Vilhjálmsson’s debut is a masterfully crafted dark tale that fuses elements of alternative history, steampunk, science fiction, urban fantasy, and grimdark. It is a strikingly original and often complex narrative that mainly follows two well-crafted protagonists. Sæmundur is a sorcerer who has recently been expelled from the magic university of Svartiskóli for being too ambitious, being intrigued by gaining absolute knowledge of the esoteric source of magic galdur which is forbidden and borderline heresy. He has been nicknamed Sæmundur the Mad, is now a drug and alcohol-fuelled reprobate in the eyes of the majority of his peers but he wishes to prove them wrong. The other major player is Garún who is a talented graffiti artist and she wears headphones which contain a noisefiend. She is a half-breed known as a blendingur and she has a political agenda that she magically bleeds into her artwork often brainwashing people to the cause of a potential revolution.
Shadows of the Short Days was a similar reading experience to the one that I enjoyed with The Gutter Prayer by Gareth Hanrahan. It takes certain fantasy tropes and turns them on their heads and breathes fresh air into the genre. This story is brimming with interesting original races, magic and monstrosities including the winged and intimidating Náskárar, the art of seiour, and a cloth-golem are examples respectively. The novel — which I believe is the first of a pair that Gollancz have commissioned — features parallel worlds, demons, jellyfish that aid breathing underwater, huge airships, rebellious factions, grotesque torture segments, mind-reading, complex incantations, and magical rituals, and a loveable pet cat amongst many other elements.
It is written in the third person following the two aforementioned main characters for the most part; however, there are a couple of chapters that are from a different perspective to add extra depth. Like many debut novels, to add weight and complexity to the characters we are treated to a few flashback scenes. These also aid in the narrative presenting the overall world, the folklore, racist views and undertones held by some, and past character relations. The supporting players were not as fully fleshed but were still interesting with their backstories and their own dilemmas. One minor criticism is that some of the characters names were confusing and I had to write notes to remember who was who. Names such as Styrhildur, Hraki, Hrolfur, Katrin, Kölski — I also occasionally forgot who was male and who was female, and when a character reappeared near the end of the story I had completely forgotten who he was so had to re-skim previous chapters to put it all into context. A good amount of the terminology here I believe is crafted specifically for this alternative worldview of Reykjavik. Fortunately, the novel includes a glossary of the more confusing/difficult words. I’m hoping that the final version will include a Dramatis Personae and a map of the city where most of the action takes place.

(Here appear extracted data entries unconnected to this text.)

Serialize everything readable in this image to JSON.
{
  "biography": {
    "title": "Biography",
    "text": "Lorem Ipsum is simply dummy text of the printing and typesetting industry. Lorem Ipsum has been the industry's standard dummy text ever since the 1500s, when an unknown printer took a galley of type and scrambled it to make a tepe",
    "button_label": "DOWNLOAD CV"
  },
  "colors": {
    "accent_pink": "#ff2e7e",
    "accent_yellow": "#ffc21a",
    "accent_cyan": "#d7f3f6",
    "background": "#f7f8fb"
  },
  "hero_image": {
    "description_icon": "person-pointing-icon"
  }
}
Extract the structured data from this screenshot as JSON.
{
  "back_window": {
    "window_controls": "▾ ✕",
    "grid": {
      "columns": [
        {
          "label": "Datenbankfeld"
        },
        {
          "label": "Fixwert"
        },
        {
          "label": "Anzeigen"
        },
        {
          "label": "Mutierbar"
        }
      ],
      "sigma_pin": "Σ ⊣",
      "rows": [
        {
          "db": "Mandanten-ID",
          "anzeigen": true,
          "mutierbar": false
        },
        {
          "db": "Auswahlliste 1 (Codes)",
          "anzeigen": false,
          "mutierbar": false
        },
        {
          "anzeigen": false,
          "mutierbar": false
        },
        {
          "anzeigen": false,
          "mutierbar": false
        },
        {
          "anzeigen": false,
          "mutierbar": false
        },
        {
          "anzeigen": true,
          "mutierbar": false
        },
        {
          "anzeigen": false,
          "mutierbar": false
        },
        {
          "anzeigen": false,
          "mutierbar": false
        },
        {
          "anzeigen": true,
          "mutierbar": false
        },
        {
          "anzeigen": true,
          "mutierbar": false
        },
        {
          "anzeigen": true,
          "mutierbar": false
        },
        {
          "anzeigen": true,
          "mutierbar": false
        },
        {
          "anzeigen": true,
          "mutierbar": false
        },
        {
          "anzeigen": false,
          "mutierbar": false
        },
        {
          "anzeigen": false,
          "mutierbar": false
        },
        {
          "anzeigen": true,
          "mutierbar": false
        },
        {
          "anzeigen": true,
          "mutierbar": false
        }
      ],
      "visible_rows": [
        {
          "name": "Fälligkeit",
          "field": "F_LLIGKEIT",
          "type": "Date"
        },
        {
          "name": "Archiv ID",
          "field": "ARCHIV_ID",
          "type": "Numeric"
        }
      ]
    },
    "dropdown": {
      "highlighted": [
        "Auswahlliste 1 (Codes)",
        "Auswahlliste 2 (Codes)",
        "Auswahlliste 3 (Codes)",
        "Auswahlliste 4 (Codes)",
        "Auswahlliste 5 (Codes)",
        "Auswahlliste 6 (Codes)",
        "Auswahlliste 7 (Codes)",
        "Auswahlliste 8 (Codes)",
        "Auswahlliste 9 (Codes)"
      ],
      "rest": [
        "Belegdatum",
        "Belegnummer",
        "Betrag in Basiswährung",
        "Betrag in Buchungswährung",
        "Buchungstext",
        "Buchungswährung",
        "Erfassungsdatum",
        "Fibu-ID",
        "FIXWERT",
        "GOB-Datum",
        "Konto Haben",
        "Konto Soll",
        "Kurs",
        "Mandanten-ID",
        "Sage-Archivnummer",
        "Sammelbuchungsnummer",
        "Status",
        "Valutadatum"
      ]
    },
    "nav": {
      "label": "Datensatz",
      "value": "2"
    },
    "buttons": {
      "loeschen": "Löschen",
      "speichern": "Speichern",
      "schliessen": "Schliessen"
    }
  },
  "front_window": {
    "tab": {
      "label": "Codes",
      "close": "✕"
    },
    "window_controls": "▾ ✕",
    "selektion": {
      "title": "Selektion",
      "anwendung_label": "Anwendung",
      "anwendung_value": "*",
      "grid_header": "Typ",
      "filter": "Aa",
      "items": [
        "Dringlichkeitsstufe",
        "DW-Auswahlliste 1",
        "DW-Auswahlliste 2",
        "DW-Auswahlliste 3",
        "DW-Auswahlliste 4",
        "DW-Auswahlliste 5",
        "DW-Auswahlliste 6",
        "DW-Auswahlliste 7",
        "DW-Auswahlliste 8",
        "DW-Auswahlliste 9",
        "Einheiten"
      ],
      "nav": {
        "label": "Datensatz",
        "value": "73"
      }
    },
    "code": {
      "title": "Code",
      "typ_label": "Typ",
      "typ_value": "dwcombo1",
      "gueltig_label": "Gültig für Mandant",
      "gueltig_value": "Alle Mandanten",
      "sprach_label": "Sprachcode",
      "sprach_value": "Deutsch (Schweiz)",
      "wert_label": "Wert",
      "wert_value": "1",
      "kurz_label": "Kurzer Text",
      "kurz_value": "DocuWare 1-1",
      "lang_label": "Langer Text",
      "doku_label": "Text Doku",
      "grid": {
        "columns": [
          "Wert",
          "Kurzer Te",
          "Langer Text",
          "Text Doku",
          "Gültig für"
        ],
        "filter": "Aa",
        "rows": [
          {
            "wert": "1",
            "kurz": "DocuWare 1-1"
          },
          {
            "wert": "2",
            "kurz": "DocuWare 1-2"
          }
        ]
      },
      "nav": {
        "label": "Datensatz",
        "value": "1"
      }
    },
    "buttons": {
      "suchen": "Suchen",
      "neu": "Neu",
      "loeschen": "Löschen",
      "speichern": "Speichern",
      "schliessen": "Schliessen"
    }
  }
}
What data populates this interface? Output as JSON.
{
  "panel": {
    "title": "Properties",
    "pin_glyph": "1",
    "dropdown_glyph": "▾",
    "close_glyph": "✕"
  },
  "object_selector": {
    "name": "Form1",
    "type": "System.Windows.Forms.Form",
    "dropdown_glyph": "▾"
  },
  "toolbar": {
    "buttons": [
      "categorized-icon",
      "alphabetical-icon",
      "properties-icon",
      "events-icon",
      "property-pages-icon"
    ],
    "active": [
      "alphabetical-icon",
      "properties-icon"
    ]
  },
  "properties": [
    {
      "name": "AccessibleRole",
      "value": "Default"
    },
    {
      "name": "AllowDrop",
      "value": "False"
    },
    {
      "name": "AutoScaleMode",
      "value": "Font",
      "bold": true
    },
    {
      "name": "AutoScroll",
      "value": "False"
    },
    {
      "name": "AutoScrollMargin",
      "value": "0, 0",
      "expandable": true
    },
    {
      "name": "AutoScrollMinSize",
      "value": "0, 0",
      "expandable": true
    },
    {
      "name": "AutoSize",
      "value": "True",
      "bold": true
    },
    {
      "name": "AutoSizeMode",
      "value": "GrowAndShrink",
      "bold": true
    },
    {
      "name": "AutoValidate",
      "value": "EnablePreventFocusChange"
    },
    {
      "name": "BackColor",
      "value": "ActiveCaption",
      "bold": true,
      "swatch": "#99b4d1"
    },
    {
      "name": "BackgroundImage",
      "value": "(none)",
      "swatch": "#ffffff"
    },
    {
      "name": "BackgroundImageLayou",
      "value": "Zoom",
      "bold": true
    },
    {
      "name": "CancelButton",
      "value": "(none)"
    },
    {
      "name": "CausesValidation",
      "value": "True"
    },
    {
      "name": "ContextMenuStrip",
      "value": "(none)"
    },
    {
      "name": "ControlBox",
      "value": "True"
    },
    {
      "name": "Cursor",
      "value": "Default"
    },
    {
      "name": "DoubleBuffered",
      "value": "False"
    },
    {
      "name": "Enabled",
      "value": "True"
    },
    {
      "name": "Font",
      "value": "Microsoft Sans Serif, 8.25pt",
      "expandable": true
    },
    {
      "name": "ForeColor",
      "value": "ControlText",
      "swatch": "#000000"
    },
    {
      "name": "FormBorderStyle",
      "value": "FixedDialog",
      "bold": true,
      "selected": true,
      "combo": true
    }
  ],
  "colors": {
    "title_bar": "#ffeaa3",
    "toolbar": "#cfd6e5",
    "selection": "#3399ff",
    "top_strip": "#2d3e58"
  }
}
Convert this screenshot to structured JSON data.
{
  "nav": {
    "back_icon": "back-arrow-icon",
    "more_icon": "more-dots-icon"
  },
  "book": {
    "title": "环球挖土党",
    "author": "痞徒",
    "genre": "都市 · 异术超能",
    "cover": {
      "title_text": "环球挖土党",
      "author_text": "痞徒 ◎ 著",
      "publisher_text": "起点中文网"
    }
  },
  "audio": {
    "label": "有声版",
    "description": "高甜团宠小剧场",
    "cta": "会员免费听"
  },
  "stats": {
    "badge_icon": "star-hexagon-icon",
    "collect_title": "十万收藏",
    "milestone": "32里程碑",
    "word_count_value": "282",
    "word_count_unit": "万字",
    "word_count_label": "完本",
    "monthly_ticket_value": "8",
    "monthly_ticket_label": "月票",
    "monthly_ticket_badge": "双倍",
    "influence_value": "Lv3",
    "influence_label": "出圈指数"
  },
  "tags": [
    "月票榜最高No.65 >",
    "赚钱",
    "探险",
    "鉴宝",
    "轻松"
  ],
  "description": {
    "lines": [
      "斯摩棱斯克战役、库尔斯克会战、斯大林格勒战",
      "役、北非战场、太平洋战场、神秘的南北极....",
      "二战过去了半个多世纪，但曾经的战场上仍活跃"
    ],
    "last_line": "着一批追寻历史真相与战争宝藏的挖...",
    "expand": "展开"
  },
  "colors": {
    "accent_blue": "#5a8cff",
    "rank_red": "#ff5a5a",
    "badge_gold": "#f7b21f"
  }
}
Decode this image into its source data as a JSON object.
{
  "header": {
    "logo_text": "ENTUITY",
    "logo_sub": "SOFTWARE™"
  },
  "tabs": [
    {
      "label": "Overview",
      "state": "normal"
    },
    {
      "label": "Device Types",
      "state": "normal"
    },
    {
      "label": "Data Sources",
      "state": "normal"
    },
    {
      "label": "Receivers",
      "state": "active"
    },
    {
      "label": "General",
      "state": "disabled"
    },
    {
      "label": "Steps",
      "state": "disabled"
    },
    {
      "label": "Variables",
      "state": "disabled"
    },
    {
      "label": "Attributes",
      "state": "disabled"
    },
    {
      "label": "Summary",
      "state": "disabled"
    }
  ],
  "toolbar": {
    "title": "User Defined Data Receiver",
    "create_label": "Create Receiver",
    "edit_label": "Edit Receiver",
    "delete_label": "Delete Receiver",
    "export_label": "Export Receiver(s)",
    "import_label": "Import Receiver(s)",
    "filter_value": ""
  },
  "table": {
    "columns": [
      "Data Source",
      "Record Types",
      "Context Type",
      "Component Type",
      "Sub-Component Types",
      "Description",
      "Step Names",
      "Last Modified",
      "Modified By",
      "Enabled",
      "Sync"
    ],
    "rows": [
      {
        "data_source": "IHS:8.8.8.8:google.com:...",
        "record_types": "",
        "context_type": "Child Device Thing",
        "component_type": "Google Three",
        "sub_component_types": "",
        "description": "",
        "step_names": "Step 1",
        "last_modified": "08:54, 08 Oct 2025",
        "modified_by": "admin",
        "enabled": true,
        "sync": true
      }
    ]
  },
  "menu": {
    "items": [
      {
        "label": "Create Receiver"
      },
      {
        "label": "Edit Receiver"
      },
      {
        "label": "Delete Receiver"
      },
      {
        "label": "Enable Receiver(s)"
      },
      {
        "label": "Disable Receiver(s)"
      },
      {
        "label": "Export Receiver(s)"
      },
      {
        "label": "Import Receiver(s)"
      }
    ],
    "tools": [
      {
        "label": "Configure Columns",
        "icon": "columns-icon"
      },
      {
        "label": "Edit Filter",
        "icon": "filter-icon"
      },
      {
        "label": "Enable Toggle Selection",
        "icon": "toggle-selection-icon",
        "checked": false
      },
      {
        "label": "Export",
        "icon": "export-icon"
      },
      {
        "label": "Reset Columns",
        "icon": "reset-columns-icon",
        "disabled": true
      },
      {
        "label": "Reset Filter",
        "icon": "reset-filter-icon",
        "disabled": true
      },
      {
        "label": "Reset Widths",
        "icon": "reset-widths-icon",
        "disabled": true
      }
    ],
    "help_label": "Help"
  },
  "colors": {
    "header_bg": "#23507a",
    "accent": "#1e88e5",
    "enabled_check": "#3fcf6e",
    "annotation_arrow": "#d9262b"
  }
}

It was not an ‘unputdownable’ novel that I raced through in a few days but it was a book that every time I picked up I truly wanted to savour every word, event, development, and chapter. It’s superbly well written, thrilling, and the pacing is exquisite. The latter is often due to a mid-chapter point of view switch at certain times throughout to accentuate the pacing, emotion, and intensity when it was needed. The finale is complex, slightly confusing and features a major revelation. I did have to re-read it twice and I still didn’t fully understand it, especially the epilogue, but like Malazan, I think this is a story that will be much better when reading it for a second time, which I definitely will at some point. Shadows of the Short Days is 5-stars for originality, 4-stars overall, but I’m sure this could increase when I re-read this before the next book in the Hrímland saga is unleashed. Vilhjálmsson has presented us with one of the most ambitious, intense, original and thrilling debuts that I’ve read in a long time. If there was a Board of Book Classification I would give this one an 18+, some scenes out-dark some of the modern brutal grimdark and it’s not always enjoyable to read for that reason. Either way, this is highly recommened and should be a big deal in the fantasy scene. I’ve also researched that Vilhjálmsson is the vocalist of a black metal band which doesn’t surprise me following a few scenes that are featured here and the importance of sound and noise throughout. Now, if you will excuse me I am going to listen to some of his music.